Hello, I have VEP annotated vcf files with following content:
#CHROM POS ID REF ALT QUAL FILTER INFO FORMAT file
chr1 183937 . G A 58.9 PASS CSQ=||||||||||||MODIFIER|FO538757.1|ENSG00000279928|ENST00000624431|unprocessed_pseudogene||4/4|||||;AC=1;AN=2 GT:GQ:DP:AD:VAF:PL 0/1:51:26:15,11:0.423077:58,0,51
chr1 601436 . C T 4.9 PASS CSQ=||||||||||||MODIFIER|AL669831.3|ENSG00000230021|ENST00000634337|processed_transcript|4/5||404||||,||||||||||||MODIFIER|AL669831.3|ENSG00000230021|ENST00000634833|processed_transcript|3/6||317||||;AC=1;AN=2 GT:GQ:DP:AD:VAF:PL 0/1:5:26:19,7:0.269231:3,0,17
I would like to filter out protein coding variants, but get following errors:
bcftools view -f "protein_coding" file > out
[E::bcf_write] Broken VCF record, the number of columns at chrX:152737049 does not match the number of samples (0 vs 1)

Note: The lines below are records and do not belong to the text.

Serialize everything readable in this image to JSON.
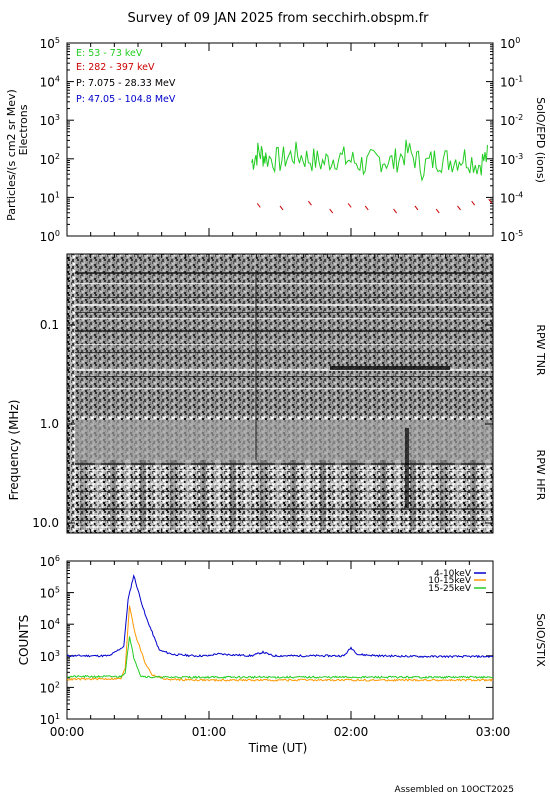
{
  "title": "Survey of 09 JAN 2025 from secchirh.obspm.fr",
  "footer": "Assembled on 10OCT2025",
  "x_axis": {
    "label": "Time (UT)",
    "ticks": [
      "00:00",
      "01:00",
      "02:00",
      "03:00"
    ],
    "range_hours": [
      0,
      3
    ]
  },
  "panels": {
    "epd": {
      "ylabel_left_1": "Particles/(s cm2 sr Mev)",
      "ylabel_left_2": "Electrons",
      "ylabel_right": "SolO/EPD (ions)",
      "left_ticks": [
        {
          "exp": 0,
          "label_base": "10",
          "label_exp": "0"
        },
        {
          "exp": 1,
          "label_base": "10",
          "label_exp": "1"
        },
        {
          "exp": 2,
          "label_base": "10",
          "label_exp": "2"
        },
        {
          "exp": 3,
          "label_base": "10",
          "label_exp": "3"
        },
        {
          "exp": 4,
          "label_base": "10",
          "label_exp": "4"
        },
        {
          "exp": 5,
          "label_base": "10",
          "label_exp": "5"
        }
      ],
      "right_ticks": [
        {
          "exp": -5,
          "label_base": "10",
          "label_exp": "-5"
        },
        {
          "exp": -4,
          "label_base": "10",
          "label_exp": "-4"
        },
        {
          "exp": -3,
          "label_base": "10",
          "label_exp": "-3"
        },
        {
          "exp": -2,
          "label_base": "10",
          "label_exp": "-2"
        },
        {
          "exp": -1,
          "label_base": "10",
          "label_exp": "-1"
        },
        {
          "exp": 0,
          "label_base": "10",
          "label_exp": "0"
        }
      ],
      "legend": [
        {
          "label": "E: 53 - 73 keV",
          "color": "#22cc22"
        },
        {
          "label": "E: 282 - 397 keV",
          "color": "#cc0000"
        },
        {
          "label": "P: 7.075 - 28.33 MeV",
          "color": "#000000"
        },
        {
          "label": "P: 47.05 - 104.8 MeV",
          "color": "#0000cc"
        }
      ]
    },
    "rpw": {
      "ylabel": "Frequency (MHz)",
      "tnr_label": "RPW TNR",
      "hfr_label": "RPW HFR",
      "ticks": [
        "0.1",
        "1.0",
        "10.0"
      ]
    },
    "stix": {
      "ylabel": "COUNTS",
      "ylabel_right": "SolO/STIX",
      "ticks": [
        {
          "exp": 1,
          "label_base": "10",
          "label_exp": "1"
        },
        {
          "exp": 2,
          "label_base": "10",
          "label_exp": "2"
        },
        {
          "exp": 3,
          "label_base": "10",
          "label_exp": "3"
        },
        {
          "exp": 4,
          "label_base": "10",
          "label_exp": "4"
        },
        {
          "exp": 5,
          "label_base": "10",
          "label_exp": "5"
        },
        {
          "exp": 6,
          "label_base": "10",
          "label_exp": "6"
        }
      ],
      "legend": [
        {
          "label": "4-10keV",
          "color": "#0000cc"
        },
        {
          "label": "10-15keV",
          "color": "#ff9900"
        },
        {
          "label": "15-25keV",
          "color": "#22cc22"
        }
      ]
    }
  },
  "chart_data": [
    {
      "type": "line",
      "title": "",
      "ylabel": "Particles/(s cm2 sr Mev) Electrons",
      "yscale": "log",
      "ylim": [
        1,
        100000
      ],
      "xlim": [
        0,
        3
      ],
      "series": [
        {
          "name": "E: 53 - 73 keV",
          "color": "#22cc22",
          "x": [
            1.3,
            1.35,
            1.4,
            1.5,
            1.6,
            1.7,
            1.8,
            1.9,
            2.0,
            2.1,
            2.2,
            2.3,
            2.4,
            2.5,
            2.6,
            2.7,
            2.8,
            2.9,
            2.97
          ],
          "y": [
            80,
            150,
            110,
            90,
            130,
            100,
            80,
            110,
            90,
            70,
            100,
            80,
            150,
            60,
            100,
            90,
            110,
            70,
            120
          ]
        },
        {
          "name": "E: 282 - 397 keV",
          "color": "#cc0000",
          "x": [
            1.34,
            1.5,
            1.7,
            1.85,
            1.98,
            2.1,
            2.3,
            2.45,
            2.6,
            2.75,
            2.85,
            2.97
          ],
          "y": [
            7,
            6,
            8,
            5,
            7,
            6,
            5,
            6,
            5,
            6,
            8,
            9
          ]
        }
      ]
    },
    {
      "type": "heatmap",
      "ylabel": "Frequency (MHz)",
      "yscale": "log",
      "ylim": [
        0.0045,
        14
      ],
      "xlim": [
        0,
        3
      ],
      "instruments": [
        "RPW TNR",
        "RPW HFR"
      ]
    },
    {
      "type": "line",
      "ylabel": "COUNTS",
      "yscale": "log",
      "ylim": [
        10,
        1000000
      ],
      "xlim": [
        0,
        3
      ],
      "series": [
        {
          "name": "4-10keV",
          "color": "#0000cc",
          "x": [
            0.0,
            0.3,
            0.4,
            0.43,
            0.47,
            0.55,
            0.65,
            0.75,
            0.9,
            1.0,
            1.05,
            1.3,
            1.38,
            1.45,
            1.7,
            1.95,
            2.0,
            2.05,
            2.2,
            2.5,
            3.0
          ],
          "y": [
            1000,
            1000,
            2000,
            60000,
            350000,
            20000,
            1500,
            1100,
            1000,
            1000,
            1150,
            1000,
            1300,
            1000,
            1000,
            1000,
            1800,
            1100,
            1000,
            950,
            950
          ]
        },
        {
          "name": "10-15keV",
          "color": "#ff9900",
          "x": [
            0.0,
            0.38,
            0.41,
            0.44,
            0.48,
            0.55,
            0.6,
            0.7,
            1.0,
            2.0,
            3.0
          ],
          "y": [
            180,
            190,
            400,
            40000,
            5000,
            600,
            250,
            180,
            170,
            170,
            170
          ]
        },
        {
          "name": "15-25keV",
          "color": "#22cc22",
          "x": [
            0.0,
            0.38,
            0.41,
            0.44,
            0.47,
            0.52,
            0.6,
            1.0,
            2.0,
            3.0
          ],
          "y": [
            220,
            220,
            300,
            4000,
            900,
            230,
            210,
            210,
            210,
            210
          ]
        }
      ]
    }
  ]
}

[main_vcfview] Error: cannot write to (null)
bcftools filter -i 'BIOTYPE="protein_coding"' file > aaa
[filter.c:2491 filters_init1] Error: the tag "BIOTYPE" is not defined in the VCF header
How should I filter such variants, if the field is in CSQ field between pipes?
Thank you!
Hello @storm1907, you asked many of questions in this community, which is totally fine. Though, almost none of the answers to these questions have received any upvotes or toggled an answer as accepted. Please take the time to acknowledge the effort the users have invested by upvoting helpful answers and comments. If an answer solved the issue please accept it.